Diffusion rates in a 4-dimensional mapping model of accelerator dynamics

We study slow diffusion processes of orbits through thin chaotic layers of 2m (m ≥ 2)-dimensional symplectic maps (often referred to as Arnol'd diffusion) on a 4-dimensional mapping model of accelerator dynamics. Using a method proposed by Chirikov, we compute diffusion rates of vertical displacements, |y_n|, near the flat beam case, when the horizontal motion occurs within a thin chaotic layer of the corresponding 2-dimensional x_n, x_n+1 map. Our computation distinguishes between regions of diffusive and quasiperiodic motion, in which the respective rates are found to differ by 10-12 orders of magnitude for N = 10⁸ iterations.

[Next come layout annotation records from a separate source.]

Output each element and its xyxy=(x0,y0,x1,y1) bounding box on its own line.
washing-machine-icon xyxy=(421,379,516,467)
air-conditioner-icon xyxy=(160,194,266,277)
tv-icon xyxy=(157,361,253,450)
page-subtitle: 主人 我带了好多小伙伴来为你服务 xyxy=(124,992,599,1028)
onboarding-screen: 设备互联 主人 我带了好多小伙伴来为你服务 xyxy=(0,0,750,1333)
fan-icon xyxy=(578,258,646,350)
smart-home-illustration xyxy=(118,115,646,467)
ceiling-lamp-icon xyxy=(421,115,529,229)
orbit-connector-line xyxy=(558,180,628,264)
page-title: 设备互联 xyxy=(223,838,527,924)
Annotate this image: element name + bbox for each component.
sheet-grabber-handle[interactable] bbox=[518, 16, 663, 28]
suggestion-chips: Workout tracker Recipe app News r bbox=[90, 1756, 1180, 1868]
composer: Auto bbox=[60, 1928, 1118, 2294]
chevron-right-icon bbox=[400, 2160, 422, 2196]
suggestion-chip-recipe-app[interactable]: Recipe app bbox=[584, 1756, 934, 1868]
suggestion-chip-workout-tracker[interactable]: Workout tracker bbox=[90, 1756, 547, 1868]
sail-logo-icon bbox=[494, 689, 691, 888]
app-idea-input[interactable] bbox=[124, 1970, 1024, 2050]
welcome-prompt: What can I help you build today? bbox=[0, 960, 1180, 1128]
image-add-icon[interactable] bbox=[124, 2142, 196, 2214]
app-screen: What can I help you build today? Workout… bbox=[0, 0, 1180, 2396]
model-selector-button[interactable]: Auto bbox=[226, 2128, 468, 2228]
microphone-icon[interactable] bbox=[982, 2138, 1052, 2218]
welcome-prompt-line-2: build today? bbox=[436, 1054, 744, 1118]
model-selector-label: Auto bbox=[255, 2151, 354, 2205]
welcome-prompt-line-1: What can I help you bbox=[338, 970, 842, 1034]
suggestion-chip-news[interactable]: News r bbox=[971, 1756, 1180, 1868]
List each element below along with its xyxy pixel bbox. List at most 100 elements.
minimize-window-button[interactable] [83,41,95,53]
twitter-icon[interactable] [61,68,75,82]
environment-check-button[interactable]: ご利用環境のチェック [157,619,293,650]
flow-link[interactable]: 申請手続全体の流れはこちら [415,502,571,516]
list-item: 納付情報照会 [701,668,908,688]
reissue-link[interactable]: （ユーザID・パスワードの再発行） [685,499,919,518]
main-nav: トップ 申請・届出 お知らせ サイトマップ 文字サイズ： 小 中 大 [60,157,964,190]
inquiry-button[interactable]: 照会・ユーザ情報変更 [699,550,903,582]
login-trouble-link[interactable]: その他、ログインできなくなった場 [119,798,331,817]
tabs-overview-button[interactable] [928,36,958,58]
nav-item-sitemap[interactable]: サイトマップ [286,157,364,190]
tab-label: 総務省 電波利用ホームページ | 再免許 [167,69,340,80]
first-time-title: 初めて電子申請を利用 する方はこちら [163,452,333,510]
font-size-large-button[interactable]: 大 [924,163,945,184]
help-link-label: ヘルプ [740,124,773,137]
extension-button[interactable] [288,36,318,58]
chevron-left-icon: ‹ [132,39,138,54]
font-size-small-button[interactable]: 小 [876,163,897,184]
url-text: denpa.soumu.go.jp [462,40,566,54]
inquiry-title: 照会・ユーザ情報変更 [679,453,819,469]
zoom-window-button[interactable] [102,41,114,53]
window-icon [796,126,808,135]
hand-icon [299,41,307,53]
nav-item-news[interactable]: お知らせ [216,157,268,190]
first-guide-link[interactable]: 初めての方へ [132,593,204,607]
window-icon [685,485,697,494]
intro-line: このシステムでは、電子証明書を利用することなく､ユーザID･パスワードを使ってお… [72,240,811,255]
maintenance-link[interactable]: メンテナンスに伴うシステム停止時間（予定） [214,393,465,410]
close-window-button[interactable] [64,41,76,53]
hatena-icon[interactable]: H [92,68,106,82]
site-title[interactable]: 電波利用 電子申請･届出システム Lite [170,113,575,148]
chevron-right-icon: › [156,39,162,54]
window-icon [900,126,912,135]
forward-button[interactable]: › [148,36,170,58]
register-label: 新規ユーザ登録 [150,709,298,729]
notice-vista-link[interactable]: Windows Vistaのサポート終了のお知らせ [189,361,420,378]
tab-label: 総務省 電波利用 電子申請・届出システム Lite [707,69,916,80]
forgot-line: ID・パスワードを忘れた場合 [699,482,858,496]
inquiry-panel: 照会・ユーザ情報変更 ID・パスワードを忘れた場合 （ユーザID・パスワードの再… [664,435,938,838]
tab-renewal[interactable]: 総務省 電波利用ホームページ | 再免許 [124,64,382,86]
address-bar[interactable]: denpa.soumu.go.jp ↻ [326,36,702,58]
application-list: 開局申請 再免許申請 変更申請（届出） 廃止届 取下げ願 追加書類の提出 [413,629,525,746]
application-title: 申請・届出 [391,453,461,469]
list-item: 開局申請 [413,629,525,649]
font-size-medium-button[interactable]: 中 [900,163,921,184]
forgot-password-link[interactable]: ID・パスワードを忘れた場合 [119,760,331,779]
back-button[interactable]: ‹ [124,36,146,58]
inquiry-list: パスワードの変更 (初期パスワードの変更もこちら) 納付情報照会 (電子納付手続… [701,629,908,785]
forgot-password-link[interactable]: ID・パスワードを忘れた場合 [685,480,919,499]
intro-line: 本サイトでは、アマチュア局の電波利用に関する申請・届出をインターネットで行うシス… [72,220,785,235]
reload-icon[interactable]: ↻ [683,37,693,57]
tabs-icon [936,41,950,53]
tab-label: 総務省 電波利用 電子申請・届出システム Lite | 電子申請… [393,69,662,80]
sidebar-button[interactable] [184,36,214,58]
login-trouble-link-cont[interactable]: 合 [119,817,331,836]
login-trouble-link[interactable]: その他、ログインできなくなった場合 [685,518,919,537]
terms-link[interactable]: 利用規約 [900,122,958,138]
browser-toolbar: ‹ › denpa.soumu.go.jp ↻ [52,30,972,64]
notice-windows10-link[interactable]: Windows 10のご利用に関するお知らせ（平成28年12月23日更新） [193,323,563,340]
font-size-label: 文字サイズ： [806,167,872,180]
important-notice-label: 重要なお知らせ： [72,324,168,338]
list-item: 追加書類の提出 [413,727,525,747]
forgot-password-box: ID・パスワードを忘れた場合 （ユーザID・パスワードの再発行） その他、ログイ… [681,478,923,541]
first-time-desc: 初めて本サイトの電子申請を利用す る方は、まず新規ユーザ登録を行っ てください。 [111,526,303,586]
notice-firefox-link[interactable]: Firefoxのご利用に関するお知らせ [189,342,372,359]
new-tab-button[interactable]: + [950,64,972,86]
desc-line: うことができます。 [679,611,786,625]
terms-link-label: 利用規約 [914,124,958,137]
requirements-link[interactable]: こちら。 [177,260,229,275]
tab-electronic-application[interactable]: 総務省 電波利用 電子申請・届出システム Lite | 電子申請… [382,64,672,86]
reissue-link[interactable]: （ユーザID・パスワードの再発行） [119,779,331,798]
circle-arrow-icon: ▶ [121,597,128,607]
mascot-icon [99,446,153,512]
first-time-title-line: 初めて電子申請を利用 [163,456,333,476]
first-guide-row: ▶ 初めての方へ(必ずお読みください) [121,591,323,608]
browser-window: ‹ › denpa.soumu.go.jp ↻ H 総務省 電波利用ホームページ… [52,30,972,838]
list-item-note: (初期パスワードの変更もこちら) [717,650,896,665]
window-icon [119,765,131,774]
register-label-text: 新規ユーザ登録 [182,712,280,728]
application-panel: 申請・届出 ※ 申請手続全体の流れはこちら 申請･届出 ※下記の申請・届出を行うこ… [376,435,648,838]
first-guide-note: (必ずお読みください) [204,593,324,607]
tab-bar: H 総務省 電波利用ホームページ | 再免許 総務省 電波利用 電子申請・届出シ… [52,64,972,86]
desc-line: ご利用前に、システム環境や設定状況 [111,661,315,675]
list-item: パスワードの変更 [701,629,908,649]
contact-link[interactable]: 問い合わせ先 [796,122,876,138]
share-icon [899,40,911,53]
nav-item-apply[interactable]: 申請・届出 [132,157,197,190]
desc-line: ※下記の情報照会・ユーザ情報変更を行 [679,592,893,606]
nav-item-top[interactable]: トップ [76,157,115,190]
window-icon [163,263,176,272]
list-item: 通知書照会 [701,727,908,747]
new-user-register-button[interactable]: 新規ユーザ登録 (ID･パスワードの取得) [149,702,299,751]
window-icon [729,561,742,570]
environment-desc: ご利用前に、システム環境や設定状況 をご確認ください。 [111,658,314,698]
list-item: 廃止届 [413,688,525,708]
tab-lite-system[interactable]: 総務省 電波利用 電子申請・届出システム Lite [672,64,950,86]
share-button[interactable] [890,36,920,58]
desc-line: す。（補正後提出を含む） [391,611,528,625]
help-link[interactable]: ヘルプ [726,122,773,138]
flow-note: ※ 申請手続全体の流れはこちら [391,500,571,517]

For diffusion, |y_n| grows on the average with n (n ≤ 10⁸, with a rate D(R) ∝ exp(aR) (a > 0, R² = y²₀ + y²₁), which gives accurate estimates of escape times N_esc ∝ D^-1. Modelling synchrotron oscillations by a periodic modulation on the "betratron" frequencies, we find that diffusion rates increase significantly and rapid escape occurs above certain thresholds in the ε, Ω parameter values, ε and Ω being the amplitude and frequency of the modulation respectively.